Tokenisation - Overview

Background

Tokenisation provides cardholders with a secure and convenient way to store and use their cards by replacing the sensitive card data with a unique identifier called a token, this token can then be used for transactions without revealing the original sensitive card data.

There are two types of tokenisation, Acquirer and Issuer based.

Acquirer based is where the merchant requests the card details they use to make payment on to be converted to a token, this is usually for merchants like streaming services, online shopping etc.

📘

Acquirer Token Management

These tokens are set up by the acquirer and they request authorisations through these tokens, whilst Modulr does set these up with a unique token identifier the management for these are with the merchant.

Issuer based are in the form of digital wallets, also known as mobile wallets, which use tokenisation to secure payment data, as tokens are less vulnerable to fraud than the original data. The digital wallets available for use at Modulr are Apple Pay and Google Pay, and both of which instead of containing a card's PAN, CVV, and expiry date, will only contain the token.

📘

Transactions on Issuer Tokens

As the card details have been converted to a token its worth noting that it will be the token details used for transaction purposes however, these will still be able to be matched to a card at Modulr to support you in your transaction matching.

Provisioning a card

Provisioning is the process of setting up a card on a digital device, such as a smartphone or tablet, for use in mobile payments. There are two ways that a cardholder can provision their card to a device, Wallet (sometimes referred to as camera capture) and Push Provisioning (sometimes referred to as in-app provisioning).

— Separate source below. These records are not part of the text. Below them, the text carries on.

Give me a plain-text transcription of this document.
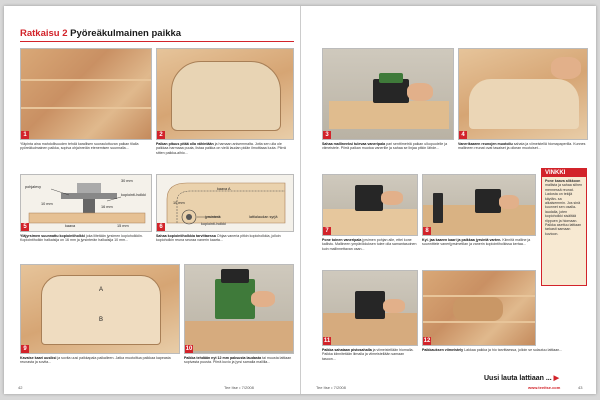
Ratkaisu 2 Pyöreäkulmainen paikka
1
Yläpinta aina mahdollisuuden tehdä karallisen suoraulottuvan paikan tilalla pyöreäkulmainen paikka, sopiva ohjainreiän etenemisen suunnalla...
2
Paikan pituus pitää olla vähintään ja hamaan anisemmalta. Jotta sen ulla ole paikkaa harmaaa puuta, listaa paikka on vielä laudan pidän ilmoittaaa luuta. Piirrä sitten paikka-aihio...
pohjalevy
30 mm
kopiointi-holkki
10 mm
16 mm
kaava	15 mm
5
Yläjyrsimen suunnattu kopiointiholkki joka liitetään jyrsimen kopioholkkiin. Kopiointiholkin halkaisija on 16 mm ja jyrsinterän halkaisija 10 mm...
kaava A
10 mm
jyrsinterä
kopiointi-holkki
lattialaudan syrjä
6
Sahaa kopiointiholkkia tarvittaessa Ohjaa vaneria pitkin kopioholkkia, jolloin kopioholkin reuna seuraa vanerin kaarta...
A
B
9
Kavaise kaari uusiksi ja sovita uusi paikkapala paikalleen. Jatka muotoiltua paikkaa kapeasta reunasta ja sovita...
10
Paikka tehdään nyt 12 mm paksusta laudasta tai muusta lattiaan sopivasta puusta. Piirrä kuvio ja jyrsi samalla mallilla...
3
Sahaa mallineeksi tulevaa vaneripala pari senttimetriä paikan ulkopuolelle ja viimeistele. Piirrä paikan muotoa vanerille ja sahaa se linjaa pitkin lähde...
4
Vanerikaaren reunojen muotoilu sahata ja viimeistellä hiomapaperilla. Kunnes mallineen reunat ovat tasaiset ja oikean muotoiset...
7
Pone toinen vaneripala jyrsimen pohjan alle, ettei kone kallistu. Mallineen ympäröiduksen tulee olla samantasoinen kuin mallinnettavan osan...
8
Kyl. jaa kaaren kaari ja paikkaa jyrsintä varten. Kiinnitä malline ja suunnittele vanerijyrsimetilan ja vanerin kopiointiholkissa kertaa...
VINKKI
Pone kaava alikkoon mallista ja sahaa siihen mennessä reunat. Ladosta on tekijä käytän- sa aikaisemmin. Jos sinä kuunnet sen osalla- laudalla, joten kopioholkki sisältää riippuen ja hiomaan. Paikka asettuu lattiaan tarkasti samaan kuvioon.
11
Paikka sahataan pistosahalla ja viimeistellään hiomalla. Paikka kiinnitetään liimalla ja viimeistellään samaan tasoon...
12
Paikkauksen viimeistely Lakkaa paikka ja hio tarvittaessa, jolloin se sulautuu lattiaan...
Uusi lauta lattiaan ... ▶
42	Tee Itse • 7/2008	Tee Itse • 7/2008	www.teeitse.com	43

Wallet based provisioning allows the cardholder to add their card to the devices wallet app, either by scanning their card using the camera when prompted or by manually adding the card details. The card will need to be authenticated which will be completed either via SMS or Email, once authenticated the card is tokenised and the token is placed into the wallet.

📘

Card Authentication

To authenticate the card in this method a One Time Passcode will need to be generated and sent to the cardholder to add the code into the device wallet.

Details on how to mange OTP requests is in the section OTP Management

Push Provisioning is where the cardholder goes though the Partner / Customer digital app and selects "Add card to Wallet", by doing this the authentication for the card is taken from the client accessing the app in the first place (either passcode or FaceID).

🚧

Push Provisioning Prioritisation

For both Apple Pay and Google Pay, it is a requirement that if a card program has a mobile app then Push Provisioning has to be implemented. If there is no mobile app then it needs to be stated upfront for both token providers to approve before any implementation can be started.

Client Setup

Cards are not automatically enabled to be used with physical wallets and need to go through the enablement project. Contractual arrangements between Modulr, the wallet providers, and card networks that are specific to mobile wallets will need to be defined.

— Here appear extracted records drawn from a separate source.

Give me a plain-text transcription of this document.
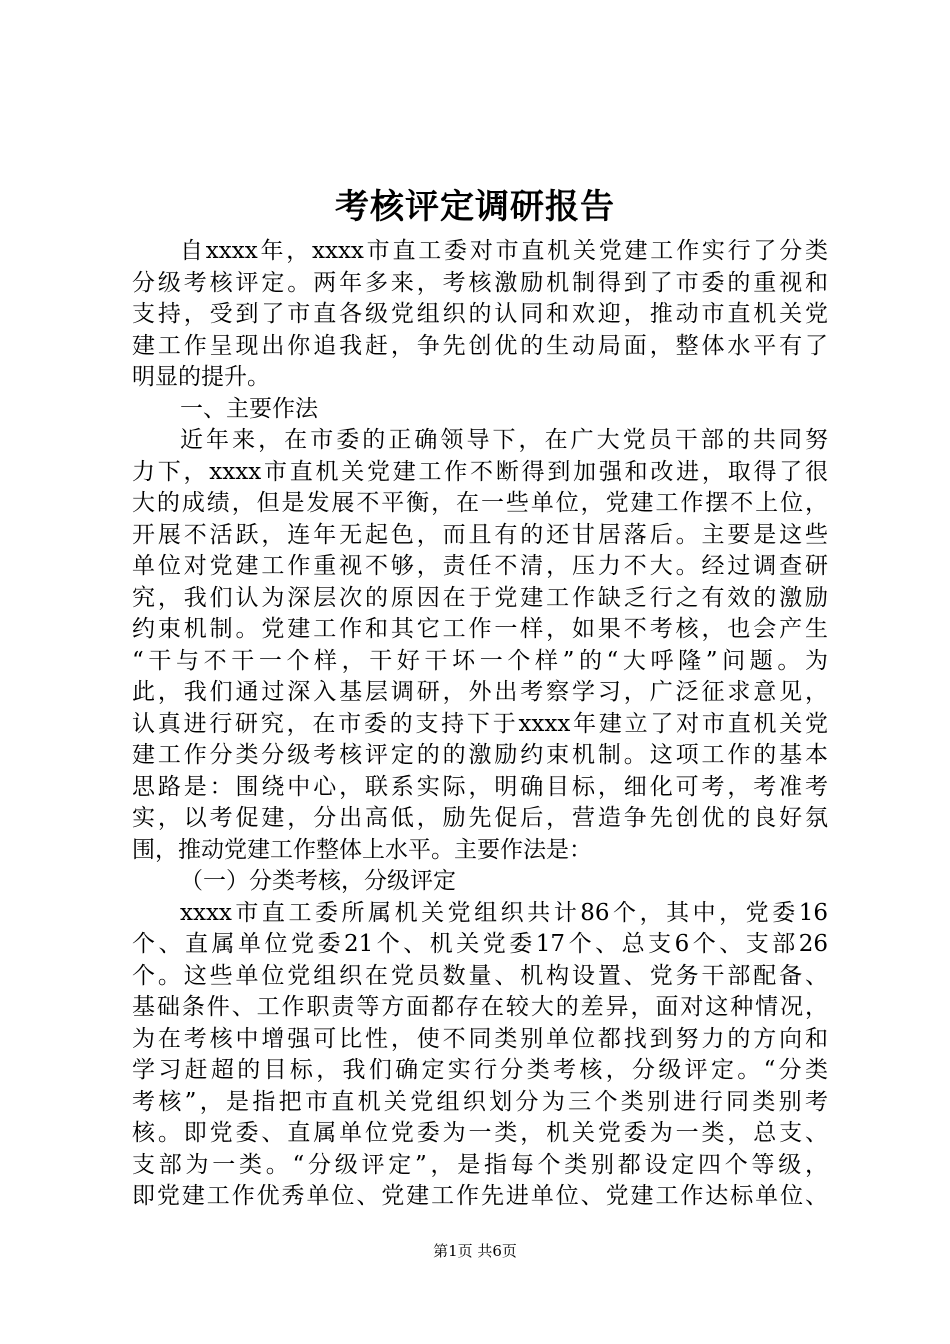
考核评定调研报告
自xxxx年，xxxx市直工委对市直机关党建工作实行了分类
分级考核评定。两年多来，考核激励机制得到了市委的重视和
支持，受到了市直各级党组织的认同和欢迎，推动市直机关党
建工作呈现出你追我赶，争先创优的生动局面，整体水平有了
明显的提升。
一、主要作法
近年来，在市委的正确领导下，在广大党员干部的共同努
力下，xxxx市直机关党建工作不断得到加强和改进，取得了很
大的成绩，但是发展不平衡，在一些单位，党建工作摆不上位，
开展不活跃，连年无起色，而且有的还甘居落后。主要是这些
单位对党建工作重视不够，责任不清，压力不大。经过调查研
究，我们认为深层次的原因在于党建工作缺乏行之有效的激励
约束机制。党建工作和其它工作一样，如果不考核，也会产生
“干与不干一个样，干好干坏一个样”的“大呼隆”问题。为
此，我们通过深入基层调研，外出考察学习，广泛征求意见，
认真进行研究，在市委的支持下于xxxx年建立了对市直机关党
建工作分类分级考核评定的的激励约束机制。这项工作的基本
思路是：围绕中心，联系实际，明确目标，细化可考，考准考
实，以考促建，分出高低，励先促后，营造争先创优的良好氛
围，推动党建工作整体上水平。主要作法是：
（一）分类考核，分级评定
xxxx市直工委所属机关党组织共计86个，其中，党委16
个、直属单位党委21个、机关党委17个、总支6个、支部26
个。这些单位党组织在党员数量、机构设置、党务干部配备、
基础条件、工作职责等方面都存在较大的差异，面对这种情况，
为在考核中增强可比性，使不同类别单位都找到努力的方向和
学习赶超的目标，我们确定实行分类考核，分级评定。“分类
考核”，是指把市直机关党组织划分为三个类别进行同类别考
核。即党委、直属单位党委为一类，机关党委为一类，总支、
支部为一类。“分级评定”，是指每个类别都设定四个等级，
即党建工作优秀单位、党建工作先进单位、党建工作达标单位、
第1页 共6页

Once all the legal documentation has been agreed, documentation detailing the next part of the process will be sent out. This will include how to set up tokenisation for the card program, marketing and branding requirements and launch processes.

It can take approximately four months end to end to complete the onboarding process.

📘

Crypto Card programs

It is worth noting that all crypto card programs looking to be set up for Tokenisation will require a crypto licence prior to application, there will be separate licence required for the UK and EU.

Legal review of these licences by the wallet providers can add extra time to the onboarding process.